The greatest component of the price claimed by the freeholder was the development value of the roof space of the building. Its case was that either one or two flats could be constructed and sold at a significant profit. Leaving aside the figures for the moment, the primary reason why the FTT decided that there was no development value was that in considering the figures after the hearing it came to the conclusion that the freeholder’s expert had made a mistake. It decided that he had omitted from his calculations of the cost of development, on a per square foot basis, the area of the floor of the roof that would fall outside the new flat or flats themselves, under the eaves. There is no dispute that the FTT was wrong about that; the expert had used the correct measurements. Because it did not offer the parties the opportunity to comment on the point the FTT made its decision on the wrong basis.

13.

The freeholder sought permission to appeal for that reason, and also on the grounds that the FTT had been wrong about deeds of variation, and about the claim in respect of the planning risk to the sister blocks. The nominee purchaser asked permission to cross-appeal in the event that permission was granted, on the ground that there was no development value in the roof space for other reasons. The Tribunal granted permission to appeal on the procedural ground that the parties had not been asked to comment about the idea that the freeholder’s expert was mistaken. Rather than putting the parties at risk of the matter having to be remitted to the FTT if the appeal on procedural grounds was successful, the Tribunal directed that the appeal would be by way of re-hearing on the valuation issues.

14.

That meant that the parties were free to argue in the appeal all the elements of the price payable, and to call expert evidence. Mr Jason Mellor of Maunder Taylor in Whetstone, London provided expert valuation evidence for the freeholder. Mr Mellor is an Associate Member of the RICS who has been involved in the preparation of valuations for leasehold enfranchisement for over 15 years. Mr Peter Loizou MRICS of Appraisal Surveyors in Barnet, London provided expert valuation evidence for the nominee purchaser. Both experts had provided reports for the FTT and then supplemental reports in the appeal; Mr Mellor attended the hearing and was cross-examined; by the time of the hearing Mr Loizou was no longer instructed by the nominee purchaser and so did not attend. We bear in mind that it is therefore difficult to attach a great deal of weight to his evidence, but we consider it where relevant.

15.

Immediately before the hearing Mr Mellor’s assessment of the premium payable for the freehold of the property was £155,000, made up (with some rounding) as follows:

The value of the ground rents: £5,788

The ability to grant deeds of variation to permit subletting: £60,000

The value of the garden: £2,000

The development value of the roof: £62,000

Compensation for planning risk to the sister blocks: £25,000

16.

Mr Loizou’s position, from his report to the FTT as slightly amended in his supplemental report, was that the premium payable was £8,000, made up (again with some rounding) of:

The value of the ground rents: £7,243

The value of the garden: £500

17.

Because both experts assessed the value of ground rents + garden at a round figure of £8,000, the difference between the two figures for the value of the ground rents was not immediately obvious.

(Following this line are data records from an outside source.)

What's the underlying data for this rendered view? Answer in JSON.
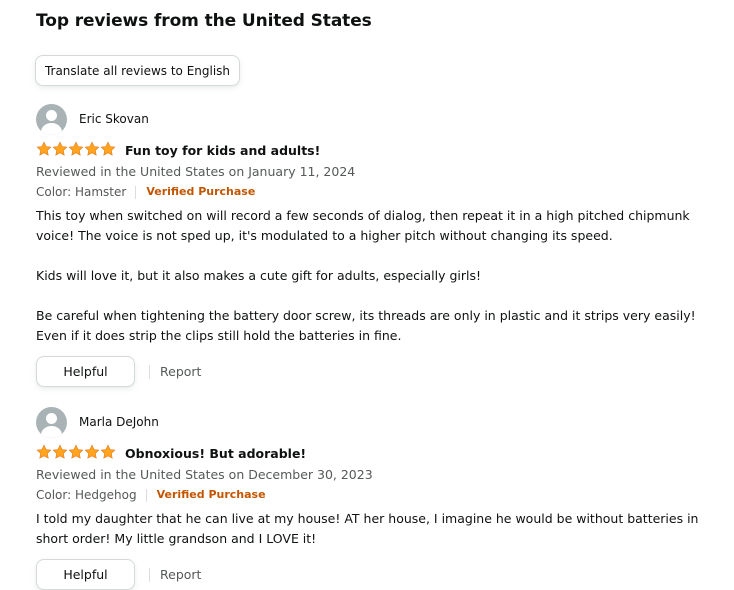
{
  "heading": "Top reviews from the United States",
  "translate_button": "Translate all reviews to English",
  "colors": {
    "star": "#FFA41C",
    "verified": "#C45500",
    "secondary_text": "#565959"
  },
  "reviews": [
    {
      "author": "Eric Skovan",
      "rating": 5,
      "title": "Fun toy for kids and adults!",
      "date": "Reviewed in the United States on January 11, 2024",
      "variant": "Color: Hamster",
      "verified": "Verified Purchase",
      "body": [
        "This toy when switched on will record a few seconds of dialog, then repeat it in a high pitched chipmunk voice! The voice is not sped up, it's modulated to a higher pitch without changing its speed.",
        "Kids will love it, but it also makes a cute gift for adults, especially girls!",
        "Be careful when tightening the battery door screw, its threads are only in plastic and it strips very easily! Even if it does strip the clips still hold the batteries in fine."
      ],
      "helpful_label": "Helpful",
      "report_label": "Report"
    },
    {
      "author": "Marla DeJohn",
      "rating": 5,
      "title": "Obnoxious! But adorable!",
      "date": "Reviewed in the United States on December 30, 2023",
      "variant": "Color: Hedgehog",
      "verified": "Verified Purchase",
      "body": [
        "I told my daughter that he can live at my house! AT her house, I imagine he would be without batteries in short order! My little grandson and I LOVE it!"
      ],
      "helpful_label": "Helpful",
      "report_label": "Report"
    }
  ]
}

It became clear in discussion at the hearing that Mr Loizou’s £7,243 appears to have included, in error, a small value for the benefit of the freehold vacant possession value (“FHVP”) of each flat recoverable by the freeholder at the end of the 999 year lease. However, when discounted at the agreed deferment rate of 5%, the FHVPs so far in the future would have no value today. We therefore adopt Mr Mellor’s figure of £5,788 as the basic value of the freehold based on capitalised ground rent.

18.

Prior to the hearing the matters said to be in issue were, according to the skeleton argument prepared by Mr Yianni for the freeholder:

a.

Compensation for diminution in value of the sister blocks

b.

Whether there was value in the ability grant deeds of variation to permit sub-letting

c.

The development value of the roof space

d.

The value of the additional property, to which the FTT had not ascribed a value.

19.

At the start of the hearing Mr Yianni said that the freeholder no longer claimed that the purchase would make it less likely that it could get planning permission to develop the sister blocks. That of course removes £25,000 from Mr Mellor’s total price; it has a further consequence which we discuss below (paragraph 42). We heard argument and expert evidence about the other three issues.

20.

We now turn to the issue about the deeds of variation, which is primarily an issue of law, before examining the development value of the roof space which turns entirely on expert evidence. Finally we consider briefly the value of the additional property.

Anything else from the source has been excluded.